Он снова ставит и снова выигрывает, и снова он счастлив! Как легко у
него на душе! Блаженный хмель, еще никогда не испытанный, когда ты
несешься как тучка по летнему небу, внизу грузная темная земля и крошечные
людишки, их грузные, судорожно сведенные лица - ты же несешься все дальше,
как блаженные тучки, блаженные боги - о счастье!
Что там выпало? Что струится? Что течет?
Словно ручей, весело журча, скользят фишки, которые уже некуда прятать,
из-под его рук на землю. Пусть падают, счастье улыбается мне! Пусть
нагибаются другие, чтобы поднять их!..
Какое мрачное лицо у крупье, как взъерошена его борода! Да, сегодня,
сын мой, мы тебя выпотрошили, голый, точно крыса, ускользнешь ты в свою
нору - скоро у тебя уже не останется жетонов, придется тебе выложить
бумажные деньги, сегодня мы все из тебя выкачаем!
Что нужно ротмистру? Он все проиграл? Да, играть не так просто, учись у
меня, ротмистр, я же показал тебе! Вот тебе бумажные деньги, американские
доллары, 250 долларов, нет, десять ушли к Локенвилли, значит 240! Да, да,
завтра утром сочтемся, ведь пройдет полчаса, и эти деньги - обходным путем
через крупье - все равно ко мне вернутся!

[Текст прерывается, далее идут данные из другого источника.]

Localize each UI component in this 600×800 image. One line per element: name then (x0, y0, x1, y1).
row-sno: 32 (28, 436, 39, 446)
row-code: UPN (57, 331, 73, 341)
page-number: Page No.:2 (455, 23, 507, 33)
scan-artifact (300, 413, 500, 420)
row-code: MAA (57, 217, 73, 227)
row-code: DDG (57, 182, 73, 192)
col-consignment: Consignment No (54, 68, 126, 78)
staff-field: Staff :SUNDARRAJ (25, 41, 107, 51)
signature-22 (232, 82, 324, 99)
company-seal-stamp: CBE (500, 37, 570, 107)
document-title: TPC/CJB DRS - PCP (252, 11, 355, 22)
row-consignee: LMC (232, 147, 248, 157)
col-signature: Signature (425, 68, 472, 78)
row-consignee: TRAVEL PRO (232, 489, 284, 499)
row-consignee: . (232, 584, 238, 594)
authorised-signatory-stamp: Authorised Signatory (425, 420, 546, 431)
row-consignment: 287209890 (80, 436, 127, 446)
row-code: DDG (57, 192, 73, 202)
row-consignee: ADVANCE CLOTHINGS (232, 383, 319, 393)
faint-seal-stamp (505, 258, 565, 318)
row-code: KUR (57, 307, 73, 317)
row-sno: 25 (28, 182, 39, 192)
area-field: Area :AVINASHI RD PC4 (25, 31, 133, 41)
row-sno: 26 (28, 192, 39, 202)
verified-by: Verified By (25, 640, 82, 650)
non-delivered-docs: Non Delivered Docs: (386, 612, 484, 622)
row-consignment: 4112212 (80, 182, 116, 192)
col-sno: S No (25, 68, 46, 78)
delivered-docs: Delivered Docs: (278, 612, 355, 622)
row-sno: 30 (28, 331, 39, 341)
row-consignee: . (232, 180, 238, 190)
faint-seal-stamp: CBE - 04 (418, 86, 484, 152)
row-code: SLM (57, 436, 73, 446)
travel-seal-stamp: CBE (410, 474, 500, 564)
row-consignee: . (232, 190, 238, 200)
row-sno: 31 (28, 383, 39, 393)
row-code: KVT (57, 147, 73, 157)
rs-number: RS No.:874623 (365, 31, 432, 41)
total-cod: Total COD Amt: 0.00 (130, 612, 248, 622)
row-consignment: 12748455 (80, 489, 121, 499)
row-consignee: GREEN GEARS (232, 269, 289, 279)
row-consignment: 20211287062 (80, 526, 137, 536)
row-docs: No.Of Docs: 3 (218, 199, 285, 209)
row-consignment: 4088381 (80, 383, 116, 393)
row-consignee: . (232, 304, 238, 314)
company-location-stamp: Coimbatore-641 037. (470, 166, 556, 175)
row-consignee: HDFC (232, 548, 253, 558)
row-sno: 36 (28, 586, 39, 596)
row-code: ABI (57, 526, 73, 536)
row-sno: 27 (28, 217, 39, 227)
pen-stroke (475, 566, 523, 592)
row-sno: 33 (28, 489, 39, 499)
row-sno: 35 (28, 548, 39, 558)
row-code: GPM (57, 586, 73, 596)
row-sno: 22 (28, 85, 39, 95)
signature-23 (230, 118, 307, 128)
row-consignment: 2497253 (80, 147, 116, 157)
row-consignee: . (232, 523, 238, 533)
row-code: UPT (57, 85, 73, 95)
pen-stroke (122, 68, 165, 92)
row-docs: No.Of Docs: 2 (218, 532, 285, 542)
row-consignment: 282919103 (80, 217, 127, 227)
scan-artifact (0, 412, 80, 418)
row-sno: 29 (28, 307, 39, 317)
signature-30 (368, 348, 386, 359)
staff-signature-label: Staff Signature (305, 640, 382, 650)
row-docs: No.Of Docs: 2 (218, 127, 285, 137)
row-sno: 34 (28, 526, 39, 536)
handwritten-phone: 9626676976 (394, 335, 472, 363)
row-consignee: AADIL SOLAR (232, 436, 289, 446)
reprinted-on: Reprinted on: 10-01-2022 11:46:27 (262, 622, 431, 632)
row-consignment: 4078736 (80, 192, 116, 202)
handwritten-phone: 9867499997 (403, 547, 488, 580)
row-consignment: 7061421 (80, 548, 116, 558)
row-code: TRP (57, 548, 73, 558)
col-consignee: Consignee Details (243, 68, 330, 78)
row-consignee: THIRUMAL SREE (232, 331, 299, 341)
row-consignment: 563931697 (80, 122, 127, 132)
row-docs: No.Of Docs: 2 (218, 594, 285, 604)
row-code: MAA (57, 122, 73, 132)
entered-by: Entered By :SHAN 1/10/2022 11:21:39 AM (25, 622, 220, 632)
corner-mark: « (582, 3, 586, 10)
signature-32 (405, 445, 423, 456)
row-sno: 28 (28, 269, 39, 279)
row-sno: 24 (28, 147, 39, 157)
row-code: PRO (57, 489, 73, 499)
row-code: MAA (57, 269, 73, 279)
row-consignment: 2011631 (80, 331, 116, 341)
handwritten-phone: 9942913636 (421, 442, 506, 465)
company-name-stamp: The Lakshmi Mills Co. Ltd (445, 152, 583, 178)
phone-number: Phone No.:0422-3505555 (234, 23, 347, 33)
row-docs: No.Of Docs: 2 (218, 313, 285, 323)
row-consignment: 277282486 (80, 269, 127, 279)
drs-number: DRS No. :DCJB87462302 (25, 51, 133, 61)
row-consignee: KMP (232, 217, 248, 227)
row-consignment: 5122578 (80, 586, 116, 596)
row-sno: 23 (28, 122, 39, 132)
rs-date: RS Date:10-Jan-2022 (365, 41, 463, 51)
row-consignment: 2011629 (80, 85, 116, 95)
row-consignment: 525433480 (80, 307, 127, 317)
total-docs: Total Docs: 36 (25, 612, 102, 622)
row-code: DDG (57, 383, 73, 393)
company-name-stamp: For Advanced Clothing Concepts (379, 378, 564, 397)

Разве в игре наступил поворот? И шарик уже не катится туда, куда хочет
Пагель?
Да, оказывается, это верно: нельзя давать деньги во время игры, это
приносит несчастье. Лицо его мрачно, он вновь хочет попытать удачи на
ставках с двойным, тройным выигрышем. Он играет осторожно, обдуманно. Но
фишки в его руках продолжают таять, их полки редеют. Все вновь и вновь
шуршит под лопаткой крупье армия павших, и он снова улыбается.
Игроки уже не смотрят на Пагеля, они уже не интересуются им.
Бесцеремонно ставят они снова через его плечо. Он уже не удачливый игрок,
он такой же игрок, как и все: счастье однажды улыбнулось ему, но затем
снова о нем позабыло, он только мячик в руках удачи, не ее любовник.
Что он делал все это время? С каких пор он сидит здесь?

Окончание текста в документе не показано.